The Little Foxes (Pérfida), 1941, William Wyler

Adaptação de uma peça de teatro de Lillian Hellman, que também escreveu o roteiro, “Pérfida” é um magnífico filme realizado pelo grande cineasta William Wyler na época de ouro do cinema hollywoodiano. O filme marca a terceira e última colaboração entre o cineasta e a grande atriz Bette Davis, maior destaque no que tange ao quesito atuação.
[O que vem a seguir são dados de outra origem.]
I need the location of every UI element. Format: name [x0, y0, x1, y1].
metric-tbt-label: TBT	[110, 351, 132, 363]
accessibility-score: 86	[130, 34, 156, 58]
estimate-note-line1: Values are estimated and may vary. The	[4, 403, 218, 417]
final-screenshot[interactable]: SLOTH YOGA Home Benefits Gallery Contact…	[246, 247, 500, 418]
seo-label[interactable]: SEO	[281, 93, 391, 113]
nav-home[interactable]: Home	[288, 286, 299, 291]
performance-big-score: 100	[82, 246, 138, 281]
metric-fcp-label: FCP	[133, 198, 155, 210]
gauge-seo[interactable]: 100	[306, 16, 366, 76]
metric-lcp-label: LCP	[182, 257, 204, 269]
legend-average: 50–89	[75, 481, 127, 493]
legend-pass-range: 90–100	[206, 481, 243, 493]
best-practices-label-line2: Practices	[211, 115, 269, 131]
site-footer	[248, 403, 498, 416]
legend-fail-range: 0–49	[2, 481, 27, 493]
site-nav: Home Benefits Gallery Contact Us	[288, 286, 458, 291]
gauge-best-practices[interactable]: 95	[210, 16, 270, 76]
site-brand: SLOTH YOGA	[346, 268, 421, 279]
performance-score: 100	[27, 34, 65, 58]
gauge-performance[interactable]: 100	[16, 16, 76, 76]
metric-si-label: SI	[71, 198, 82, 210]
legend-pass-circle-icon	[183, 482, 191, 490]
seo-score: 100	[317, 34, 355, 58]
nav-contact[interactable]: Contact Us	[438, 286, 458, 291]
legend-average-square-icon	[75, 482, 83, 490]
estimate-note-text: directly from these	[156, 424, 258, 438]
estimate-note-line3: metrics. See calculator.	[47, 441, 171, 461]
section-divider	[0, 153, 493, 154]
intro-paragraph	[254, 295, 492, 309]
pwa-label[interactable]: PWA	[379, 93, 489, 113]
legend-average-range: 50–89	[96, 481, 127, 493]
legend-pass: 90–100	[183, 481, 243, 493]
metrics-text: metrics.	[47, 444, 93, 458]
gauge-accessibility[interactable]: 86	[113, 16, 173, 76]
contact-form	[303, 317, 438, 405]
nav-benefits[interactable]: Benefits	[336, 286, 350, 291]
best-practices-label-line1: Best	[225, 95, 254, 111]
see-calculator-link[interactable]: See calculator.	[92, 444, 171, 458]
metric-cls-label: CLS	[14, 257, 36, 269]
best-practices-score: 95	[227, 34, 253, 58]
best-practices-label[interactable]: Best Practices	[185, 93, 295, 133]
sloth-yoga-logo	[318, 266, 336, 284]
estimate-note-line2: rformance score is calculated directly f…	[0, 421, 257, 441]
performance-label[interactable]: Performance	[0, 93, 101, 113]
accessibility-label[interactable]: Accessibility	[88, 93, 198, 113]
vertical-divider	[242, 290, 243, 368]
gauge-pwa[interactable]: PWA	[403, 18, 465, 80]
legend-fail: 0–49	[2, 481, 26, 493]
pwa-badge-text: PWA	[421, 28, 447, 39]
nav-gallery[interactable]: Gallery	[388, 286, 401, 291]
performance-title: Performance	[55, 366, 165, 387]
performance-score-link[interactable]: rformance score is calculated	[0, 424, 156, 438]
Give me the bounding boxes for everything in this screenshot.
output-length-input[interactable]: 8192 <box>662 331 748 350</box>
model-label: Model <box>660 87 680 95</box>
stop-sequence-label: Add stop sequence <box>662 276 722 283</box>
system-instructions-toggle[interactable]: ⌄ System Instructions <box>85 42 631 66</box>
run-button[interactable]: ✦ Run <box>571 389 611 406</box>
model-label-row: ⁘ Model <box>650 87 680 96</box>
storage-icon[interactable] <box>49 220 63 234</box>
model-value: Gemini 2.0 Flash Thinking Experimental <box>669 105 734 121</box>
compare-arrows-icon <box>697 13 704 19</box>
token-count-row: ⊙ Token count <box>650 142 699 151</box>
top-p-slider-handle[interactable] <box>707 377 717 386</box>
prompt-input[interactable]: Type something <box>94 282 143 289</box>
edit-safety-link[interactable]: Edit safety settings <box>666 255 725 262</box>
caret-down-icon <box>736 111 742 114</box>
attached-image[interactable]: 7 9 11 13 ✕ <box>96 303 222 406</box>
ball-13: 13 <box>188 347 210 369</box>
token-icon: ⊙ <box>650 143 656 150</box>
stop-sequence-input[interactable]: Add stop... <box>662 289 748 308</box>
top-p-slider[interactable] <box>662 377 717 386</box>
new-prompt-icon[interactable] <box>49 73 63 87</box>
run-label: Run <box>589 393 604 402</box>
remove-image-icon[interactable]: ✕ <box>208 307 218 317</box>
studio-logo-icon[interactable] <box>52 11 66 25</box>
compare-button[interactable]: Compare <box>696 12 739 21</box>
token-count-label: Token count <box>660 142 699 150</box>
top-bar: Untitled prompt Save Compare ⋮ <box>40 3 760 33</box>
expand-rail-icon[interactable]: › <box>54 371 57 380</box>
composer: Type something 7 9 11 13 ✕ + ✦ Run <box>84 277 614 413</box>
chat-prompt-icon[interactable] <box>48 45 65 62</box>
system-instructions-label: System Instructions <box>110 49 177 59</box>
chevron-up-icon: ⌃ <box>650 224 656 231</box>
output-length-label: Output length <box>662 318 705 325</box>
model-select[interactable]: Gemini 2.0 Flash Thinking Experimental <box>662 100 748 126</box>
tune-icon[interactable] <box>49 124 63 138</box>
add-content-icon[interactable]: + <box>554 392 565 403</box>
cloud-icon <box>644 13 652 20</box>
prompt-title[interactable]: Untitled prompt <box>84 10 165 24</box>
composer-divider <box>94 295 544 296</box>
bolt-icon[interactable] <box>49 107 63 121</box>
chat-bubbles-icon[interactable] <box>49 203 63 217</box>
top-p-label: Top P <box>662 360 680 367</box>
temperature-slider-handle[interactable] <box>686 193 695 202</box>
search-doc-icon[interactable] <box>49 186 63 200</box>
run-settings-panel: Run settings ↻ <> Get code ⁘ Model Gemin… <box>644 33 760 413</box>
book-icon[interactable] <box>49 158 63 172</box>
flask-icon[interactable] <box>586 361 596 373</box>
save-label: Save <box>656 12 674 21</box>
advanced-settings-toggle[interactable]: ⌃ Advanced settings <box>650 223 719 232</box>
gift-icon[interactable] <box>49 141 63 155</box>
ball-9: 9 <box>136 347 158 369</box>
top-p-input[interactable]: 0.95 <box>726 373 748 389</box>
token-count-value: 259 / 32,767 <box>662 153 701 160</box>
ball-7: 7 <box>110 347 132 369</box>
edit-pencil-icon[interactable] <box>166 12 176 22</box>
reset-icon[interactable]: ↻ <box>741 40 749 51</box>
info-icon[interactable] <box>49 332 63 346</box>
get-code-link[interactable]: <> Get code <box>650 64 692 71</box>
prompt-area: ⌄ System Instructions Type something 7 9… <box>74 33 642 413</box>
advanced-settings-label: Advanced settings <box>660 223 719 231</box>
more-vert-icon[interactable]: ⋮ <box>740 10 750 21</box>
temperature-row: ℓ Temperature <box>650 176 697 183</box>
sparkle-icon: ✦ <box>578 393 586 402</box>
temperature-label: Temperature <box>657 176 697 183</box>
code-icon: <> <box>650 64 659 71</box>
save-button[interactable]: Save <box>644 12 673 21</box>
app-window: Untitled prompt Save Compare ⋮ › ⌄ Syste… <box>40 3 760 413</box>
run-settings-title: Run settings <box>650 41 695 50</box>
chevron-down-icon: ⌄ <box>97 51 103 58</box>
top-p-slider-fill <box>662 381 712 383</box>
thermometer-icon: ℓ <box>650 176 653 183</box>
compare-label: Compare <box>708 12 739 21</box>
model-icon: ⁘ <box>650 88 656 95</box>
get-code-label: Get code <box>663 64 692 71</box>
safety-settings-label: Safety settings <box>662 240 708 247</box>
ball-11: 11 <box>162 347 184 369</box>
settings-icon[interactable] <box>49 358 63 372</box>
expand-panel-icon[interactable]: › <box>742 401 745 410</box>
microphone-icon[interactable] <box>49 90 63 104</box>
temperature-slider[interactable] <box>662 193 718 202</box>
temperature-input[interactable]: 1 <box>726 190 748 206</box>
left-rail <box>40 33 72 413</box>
Com roteiro e diálogos inteligentes, à medida que o filme avança, o espectador se sente cada vez mais fascinado por ele.

No início do século XX, Regina Giddens oferece um jantar para homenagear William Marshall, um rico industrial de Chicago que está pensando em construir um moinho de algodão em sua pequena cidade. Reunidos na mesa, além dela e do convidado, encontram-se sua doce e jovem filha Alexandra, seus gananciosos irmãos Ben e Oscar, bem como a esposa e o filho de Oscar, Birdie e Leo. Quando a bondosa Birdie começa a tagarelar, Oscar cruelmente a acusa de procurar viver um passado glorioso da família dela, marcado por uma grande plantação e uma enorme fortuna.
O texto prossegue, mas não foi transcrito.